Вспоминая свою студенческую жизнь, Пирогов писал, что «университетская молодежь, предоставленная самой себе, жила, гуляла, училась, бесилась по-своему… Проказ было довольно, но чисто студенческих. Болтать, даже в самых стенах университета, можно было вдоволь о чем угодно, и вкривь и вкось. Шпионов и наушников не водилось; университетской полиции не существовало; даже и педелей не было. Городская полиция не имела права распоряжаться студентами, а провинившихся должна была доставлять в университет… Запрещенные цензурою вещи ходили по рукам, читались студентами жадно и во всеуслышание. Чего-то смутно ожидали».
— А знаете ли, — говорил Пирогову, по его позднейшему рассказу, один из жильцов десятого номера, — что у нас есть тайное общество?
Пирогов с испугом посмотрел на него.
— Да, — продолжал бывший семинарист, любуясь произведенным на юного собрата впечатлением, — Я член этого общества.

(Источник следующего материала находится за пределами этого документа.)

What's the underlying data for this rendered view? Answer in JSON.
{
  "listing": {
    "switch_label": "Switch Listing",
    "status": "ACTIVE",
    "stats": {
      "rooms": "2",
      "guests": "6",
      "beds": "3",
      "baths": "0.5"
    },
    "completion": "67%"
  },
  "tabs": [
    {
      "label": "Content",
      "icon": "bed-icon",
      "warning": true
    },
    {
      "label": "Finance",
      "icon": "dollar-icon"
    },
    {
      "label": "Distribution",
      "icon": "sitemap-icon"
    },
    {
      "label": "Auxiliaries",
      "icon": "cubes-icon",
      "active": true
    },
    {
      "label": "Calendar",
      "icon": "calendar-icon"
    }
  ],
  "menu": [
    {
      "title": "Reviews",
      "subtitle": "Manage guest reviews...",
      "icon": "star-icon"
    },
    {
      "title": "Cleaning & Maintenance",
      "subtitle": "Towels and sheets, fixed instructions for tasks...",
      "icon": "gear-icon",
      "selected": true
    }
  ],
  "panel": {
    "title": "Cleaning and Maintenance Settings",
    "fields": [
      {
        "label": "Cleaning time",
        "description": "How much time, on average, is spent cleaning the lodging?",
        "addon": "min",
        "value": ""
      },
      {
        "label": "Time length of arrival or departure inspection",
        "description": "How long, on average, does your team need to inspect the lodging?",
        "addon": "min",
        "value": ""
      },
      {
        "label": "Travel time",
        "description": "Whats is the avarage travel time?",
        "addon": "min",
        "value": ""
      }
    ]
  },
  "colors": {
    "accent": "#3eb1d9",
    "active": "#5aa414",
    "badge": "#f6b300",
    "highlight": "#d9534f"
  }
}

Я и масон.
— Что же это такое?
— Да так, надо ж положить конец!
— Чему?
— Да правительству, ну его к черту!
В это время из другого угла раздается голос:
— А слышали, господа: наши с Полежаевым и студентами медико-хирургической академии разбили вчера ночью бордель.
И пошли рассказы о геройском подвиге студентов под предводительством поэта Полежаева. Рассказы уснащались подробностями, в сравнении с которыми беседы отцовского писаря Огаркова и песни кучера Семена казались невинным лепетом.